Mr McDonald said that Temple Bar Renewal, which is responsible for approving projects for tax incentives, had "singularly failed" in its remit to ensure a balanced mixed use in the area. A "thriving retail sector", he said, was now required to redress, at least partially, the imbalance, which had been caused in part by the high rent policies pursued in Temple Bar.

He applauded some of the developments in the area, including the children's cultural centre, The Ark. But he described as a "betrayal" the demolition of several 18th century buildings at Essex Quay and said the development of SS Michael and John's Church for use as a Viking adventure project was "a fundamental mistake".

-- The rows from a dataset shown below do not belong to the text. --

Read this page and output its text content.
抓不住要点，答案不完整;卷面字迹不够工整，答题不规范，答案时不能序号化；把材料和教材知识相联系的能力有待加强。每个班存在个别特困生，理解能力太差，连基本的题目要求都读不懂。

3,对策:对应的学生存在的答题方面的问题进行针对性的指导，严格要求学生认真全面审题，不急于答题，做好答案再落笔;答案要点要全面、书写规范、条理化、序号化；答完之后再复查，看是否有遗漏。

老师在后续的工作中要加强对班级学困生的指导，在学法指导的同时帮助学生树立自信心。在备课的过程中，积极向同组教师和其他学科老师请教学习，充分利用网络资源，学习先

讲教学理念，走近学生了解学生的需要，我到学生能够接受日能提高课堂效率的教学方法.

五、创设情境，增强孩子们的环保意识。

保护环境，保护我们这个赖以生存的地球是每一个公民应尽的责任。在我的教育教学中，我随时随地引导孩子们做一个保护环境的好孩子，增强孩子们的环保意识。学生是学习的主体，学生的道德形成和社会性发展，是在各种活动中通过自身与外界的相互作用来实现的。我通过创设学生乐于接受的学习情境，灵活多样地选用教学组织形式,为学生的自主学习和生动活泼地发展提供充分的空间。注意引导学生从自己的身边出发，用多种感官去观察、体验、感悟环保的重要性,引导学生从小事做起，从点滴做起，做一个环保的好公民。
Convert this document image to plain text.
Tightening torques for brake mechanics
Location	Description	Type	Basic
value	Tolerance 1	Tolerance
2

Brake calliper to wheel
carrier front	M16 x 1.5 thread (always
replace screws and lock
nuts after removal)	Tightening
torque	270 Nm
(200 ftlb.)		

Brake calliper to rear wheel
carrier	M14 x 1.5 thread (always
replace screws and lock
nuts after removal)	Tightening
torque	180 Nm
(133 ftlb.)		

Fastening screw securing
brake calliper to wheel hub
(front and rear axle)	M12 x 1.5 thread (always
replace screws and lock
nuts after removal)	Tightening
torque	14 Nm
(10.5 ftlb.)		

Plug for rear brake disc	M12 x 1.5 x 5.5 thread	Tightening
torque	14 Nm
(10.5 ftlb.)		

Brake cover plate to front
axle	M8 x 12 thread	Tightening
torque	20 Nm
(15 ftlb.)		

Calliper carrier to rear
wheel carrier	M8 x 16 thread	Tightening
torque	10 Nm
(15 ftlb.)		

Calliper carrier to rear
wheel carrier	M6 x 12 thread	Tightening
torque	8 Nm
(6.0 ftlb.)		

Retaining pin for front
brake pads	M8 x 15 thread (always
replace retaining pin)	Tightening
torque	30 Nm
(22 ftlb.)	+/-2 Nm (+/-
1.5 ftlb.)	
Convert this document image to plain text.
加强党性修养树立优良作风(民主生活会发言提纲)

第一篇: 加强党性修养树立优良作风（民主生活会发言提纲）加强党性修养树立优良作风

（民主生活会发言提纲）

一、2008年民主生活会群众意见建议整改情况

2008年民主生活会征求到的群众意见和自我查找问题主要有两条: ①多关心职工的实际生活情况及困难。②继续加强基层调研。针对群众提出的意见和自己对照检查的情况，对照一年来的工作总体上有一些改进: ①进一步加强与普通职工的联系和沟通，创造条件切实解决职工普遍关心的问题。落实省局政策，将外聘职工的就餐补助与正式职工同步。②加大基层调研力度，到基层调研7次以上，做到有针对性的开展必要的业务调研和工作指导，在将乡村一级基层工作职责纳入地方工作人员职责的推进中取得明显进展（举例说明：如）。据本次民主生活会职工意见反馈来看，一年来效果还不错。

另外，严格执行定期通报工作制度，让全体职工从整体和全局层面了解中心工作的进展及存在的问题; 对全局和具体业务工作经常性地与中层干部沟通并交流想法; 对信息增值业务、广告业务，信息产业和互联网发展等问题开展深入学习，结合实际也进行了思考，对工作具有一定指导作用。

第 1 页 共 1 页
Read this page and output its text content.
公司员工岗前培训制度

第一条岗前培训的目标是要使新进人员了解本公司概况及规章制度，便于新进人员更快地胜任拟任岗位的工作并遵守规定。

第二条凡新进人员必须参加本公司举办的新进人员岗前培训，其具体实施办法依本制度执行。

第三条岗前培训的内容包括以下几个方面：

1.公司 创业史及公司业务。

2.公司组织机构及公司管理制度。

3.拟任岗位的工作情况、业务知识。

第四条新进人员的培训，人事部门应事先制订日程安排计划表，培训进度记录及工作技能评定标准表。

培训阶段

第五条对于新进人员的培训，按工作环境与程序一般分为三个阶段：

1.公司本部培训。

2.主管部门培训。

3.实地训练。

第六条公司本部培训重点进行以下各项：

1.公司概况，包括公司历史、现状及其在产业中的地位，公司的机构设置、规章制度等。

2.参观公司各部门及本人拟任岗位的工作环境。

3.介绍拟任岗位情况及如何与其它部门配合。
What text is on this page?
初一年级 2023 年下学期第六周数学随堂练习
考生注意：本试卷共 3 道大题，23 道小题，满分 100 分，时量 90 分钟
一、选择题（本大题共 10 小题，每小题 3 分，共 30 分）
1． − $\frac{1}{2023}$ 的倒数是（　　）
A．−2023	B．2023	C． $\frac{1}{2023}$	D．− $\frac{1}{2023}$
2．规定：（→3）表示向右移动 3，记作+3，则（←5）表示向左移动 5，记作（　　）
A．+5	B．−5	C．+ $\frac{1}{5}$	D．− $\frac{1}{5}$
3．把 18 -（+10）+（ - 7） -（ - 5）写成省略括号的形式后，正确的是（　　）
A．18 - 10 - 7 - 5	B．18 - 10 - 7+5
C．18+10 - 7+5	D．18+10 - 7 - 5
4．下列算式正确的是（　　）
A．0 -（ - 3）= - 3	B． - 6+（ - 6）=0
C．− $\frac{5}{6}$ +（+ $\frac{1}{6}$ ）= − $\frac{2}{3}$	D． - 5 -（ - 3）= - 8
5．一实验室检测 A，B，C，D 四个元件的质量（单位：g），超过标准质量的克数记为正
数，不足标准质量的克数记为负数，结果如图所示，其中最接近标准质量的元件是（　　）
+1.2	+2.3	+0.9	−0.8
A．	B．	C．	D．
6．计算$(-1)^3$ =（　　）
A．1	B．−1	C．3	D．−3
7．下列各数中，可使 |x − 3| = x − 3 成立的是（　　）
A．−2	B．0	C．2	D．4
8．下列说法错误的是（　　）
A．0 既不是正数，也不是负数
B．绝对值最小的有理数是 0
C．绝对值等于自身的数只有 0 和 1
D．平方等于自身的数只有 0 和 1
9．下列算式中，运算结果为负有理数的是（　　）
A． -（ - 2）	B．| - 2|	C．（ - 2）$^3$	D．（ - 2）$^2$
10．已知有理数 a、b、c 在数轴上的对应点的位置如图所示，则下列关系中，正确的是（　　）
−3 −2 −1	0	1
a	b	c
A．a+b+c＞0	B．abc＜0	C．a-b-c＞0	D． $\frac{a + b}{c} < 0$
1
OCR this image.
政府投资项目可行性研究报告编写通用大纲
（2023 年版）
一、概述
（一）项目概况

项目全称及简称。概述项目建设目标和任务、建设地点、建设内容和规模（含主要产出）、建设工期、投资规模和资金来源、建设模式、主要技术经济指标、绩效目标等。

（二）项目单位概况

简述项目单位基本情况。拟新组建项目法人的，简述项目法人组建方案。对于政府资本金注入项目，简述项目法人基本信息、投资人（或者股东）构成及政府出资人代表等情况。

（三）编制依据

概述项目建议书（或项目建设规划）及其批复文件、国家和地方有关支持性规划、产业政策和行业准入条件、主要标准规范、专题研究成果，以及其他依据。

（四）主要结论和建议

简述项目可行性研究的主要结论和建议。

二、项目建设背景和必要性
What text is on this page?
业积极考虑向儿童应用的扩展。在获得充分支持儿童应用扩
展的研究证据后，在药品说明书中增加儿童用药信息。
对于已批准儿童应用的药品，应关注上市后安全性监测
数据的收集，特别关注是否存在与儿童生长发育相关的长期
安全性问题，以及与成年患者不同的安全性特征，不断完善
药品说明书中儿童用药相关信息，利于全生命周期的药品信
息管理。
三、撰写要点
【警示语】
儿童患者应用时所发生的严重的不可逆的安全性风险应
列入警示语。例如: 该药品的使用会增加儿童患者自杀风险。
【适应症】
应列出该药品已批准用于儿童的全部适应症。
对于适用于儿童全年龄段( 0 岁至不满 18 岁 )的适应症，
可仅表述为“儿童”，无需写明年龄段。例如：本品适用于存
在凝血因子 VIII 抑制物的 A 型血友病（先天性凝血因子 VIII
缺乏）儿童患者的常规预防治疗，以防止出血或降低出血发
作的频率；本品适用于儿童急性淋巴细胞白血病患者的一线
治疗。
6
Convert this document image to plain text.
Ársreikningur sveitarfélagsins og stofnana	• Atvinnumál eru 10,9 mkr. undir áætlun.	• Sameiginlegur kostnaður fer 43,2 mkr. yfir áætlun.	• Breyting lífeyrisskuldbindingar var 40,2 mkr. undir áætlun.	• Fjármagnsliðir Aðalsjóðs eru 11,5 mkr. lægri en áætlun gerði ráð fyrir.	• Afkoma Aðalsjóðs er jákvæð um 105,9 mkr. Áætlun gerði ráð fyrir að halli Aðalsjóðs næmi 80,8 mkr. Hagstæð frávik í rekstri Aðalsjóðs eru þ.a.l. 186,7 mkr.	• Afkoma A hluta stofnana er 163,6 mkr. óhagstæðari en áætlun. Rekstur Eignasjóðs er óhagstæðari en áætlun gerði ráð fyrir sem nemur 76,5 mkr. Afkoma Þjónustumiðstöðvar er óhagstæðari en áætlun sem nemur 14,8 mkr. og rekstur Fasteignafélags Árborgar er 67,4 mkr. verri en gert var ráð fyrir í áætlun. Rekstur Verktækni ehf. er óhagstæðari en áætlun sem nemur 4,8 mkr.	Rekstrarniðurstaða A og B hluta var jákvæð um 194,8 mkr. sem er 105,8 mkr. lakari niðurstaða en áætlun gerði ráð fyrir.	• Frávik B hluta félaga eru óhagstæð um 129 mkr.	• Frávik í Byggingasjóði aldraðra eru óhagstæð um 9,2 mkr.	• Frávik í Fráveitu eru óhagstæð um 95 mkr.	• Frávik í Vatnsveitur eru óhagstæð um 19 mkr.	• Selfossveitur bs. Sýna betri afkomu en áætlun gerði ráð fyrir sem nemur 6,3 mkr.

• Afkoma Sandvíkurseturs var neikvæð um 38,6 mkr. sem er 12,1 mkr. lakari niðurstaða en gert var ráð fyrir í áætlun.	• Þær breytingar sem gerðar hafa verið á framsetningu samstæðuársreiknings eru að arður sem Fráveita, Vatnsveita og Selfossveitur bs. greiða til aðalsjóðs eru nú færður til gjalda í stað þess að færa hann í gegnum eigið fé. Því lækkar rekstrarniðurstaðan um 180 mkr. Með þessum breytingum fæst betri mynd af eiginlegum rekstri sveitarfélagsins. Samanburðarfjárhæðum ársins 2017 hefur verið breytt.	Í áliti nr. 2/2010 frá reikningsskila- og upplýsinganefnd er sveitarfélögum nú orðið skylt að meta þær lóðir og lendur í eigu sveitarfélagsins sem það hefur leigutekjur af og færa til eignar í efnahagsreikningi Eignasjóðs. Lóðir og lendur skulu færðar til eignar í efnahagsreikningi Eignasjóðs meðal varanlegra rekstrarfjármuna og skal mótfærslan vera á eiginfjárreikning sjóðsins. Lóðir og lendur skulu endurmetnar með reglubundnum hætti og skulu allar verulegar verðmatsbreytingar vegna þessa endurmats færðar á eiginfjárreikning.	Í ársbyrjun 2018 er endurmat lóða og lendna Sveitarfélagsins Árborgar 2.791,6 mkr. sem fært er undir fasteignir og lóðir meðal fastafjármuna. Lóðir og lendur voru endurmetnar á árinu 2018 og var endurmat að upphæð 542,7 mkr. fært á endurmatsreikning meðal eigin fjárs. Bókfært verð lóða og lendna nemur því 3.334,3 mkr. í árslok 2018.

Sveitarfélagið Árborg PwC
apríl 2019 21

Mr Maurice O'Connell, an artist, said that people were visiting Temple Bar for leisure rather than "high cultural activity" and artists needed to take up the challenge offered by the area's facilities to attract visitors towards the artistic side of Temple Bar.

Mr Mick Rafferty, chairman of the board of the Fire Station Art Studios, said that the area was a success financially, but only on its own terms. Its development was based on commercial greed, he said, and it risked alienating and excluding ordinary citizens, a "betrayal" of the original vision behind the area.

"There is now a very real possibility that a tourist visiting Temple Bar would not meet a Dubliner," he told the audience.

The danger of "gentrification" was stressed by Prof William Smith of the Department of Social Geography in University College Cork, despite the anti gentrification concern at the heart of the original £37 million funding package for the area.